Esse objetivo oficial, pelo
menos no que diz respeito à aproximação entre polícia e comunidade,
tem efeito contrário ao desejado. A população, conta a pesquisadora,
sente na verdade muita humilhação, porque os policiais são
truculentos. Existe, inclusive, uma série de reclamações contra
policiais que entram com o pé na porta dos barracos, de pessoas
que são espancadas, enfim, atitudes acompanhadas de muita
arbitrariedade.
Ao mesmo tempo, o que o Estado
diz é que o objetivo primeiro da operação Saturação é promover
um clima de calmaria nas comunidades. A partir daí, ele entra
com o programa Virada Social, criado pelo governo estadual
para enfrentar a complexidade das regiões do Estado com registros
de altos índices de criminalidade e que no discurso social
está relacionado com a operação Saturação.
Em seu trabalho, a pesquisadora
identificou uma completa ausência de link entre essas atividades
nas duas comunidades aonde foi feita a etnografia (Sapopemba
e Campo Belo).
A operação Saturação nesses
dois lugares é apenas performática. Existe uma performance
da polícia para mostrar que trabalha, que está combatendo
o tráfico, mas essa ação é muito tímida no seu objetivo de
eliminar o tráfico, garantir segurança à população e melhorar
as relações com a polícia. “A população quer isso, eles demandam
direito à segurança. O problema é quando isso é completamente
desconectado da proteção social desses públicos vulneráveis”.
Avaliação
Ana Paula contou que, a partir de seu trabalho no Ministério
da Justiça, ela teve oportunidade de avaliar programas de
prevenção à violência. Começou fazendo etnografias em favelas
de Belo Horizonte, quando conheceu o programa Fica Vivo –
Controle de Homicídios, do governo mineiro. Ela atesta que,
apesar de serem governados pelo mesmo partido, o PSDB, as
experiências de São Paulo e Minas Gerais são muito diferentes.
Segundo a autora da tese, eles pensam muito diferente em termos
de prevenção de violência. Embora nos últimos cinco anos as
taxas de homicídio em São Paulo tenham baixado significativamente,
ela considera o programa mineiro mais entusiasta.

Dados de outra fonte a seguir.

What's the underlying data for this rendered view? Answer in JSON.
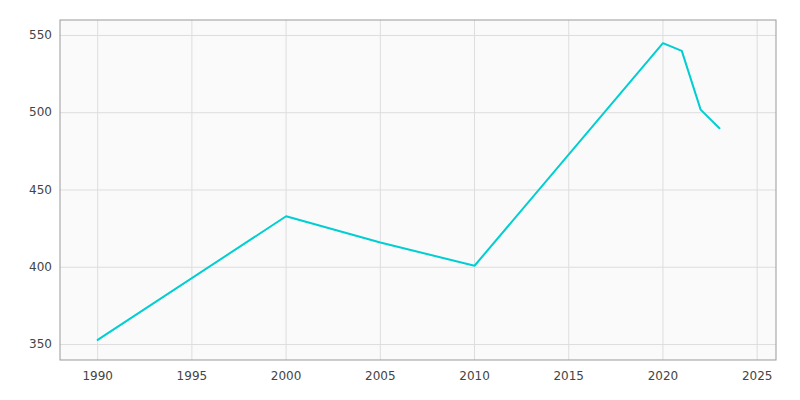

No seu entendimento, Ana Paula
considera que é preciso fazer outros tipos de avaliação. “Não
é só a diminuição das taxas que importa”, disse. Para ela,
uma série de fatores pode estar contribuindo para esse decréscimo,
entre eles o encarceramento, a participação da sociedade civil
através do trabalho de assistência e o aumento de escolaridade
da população. Porém, ela cita outras dimensões que devem ser
investigadas como a vulnerabilidade preferencial dos jovens
pobres do sexo masculino, que são os principais afetados como
vítimas e perpetradores da violência. “É preciso avaliar se
o Estado tem conseguido garantir os direitos desse público.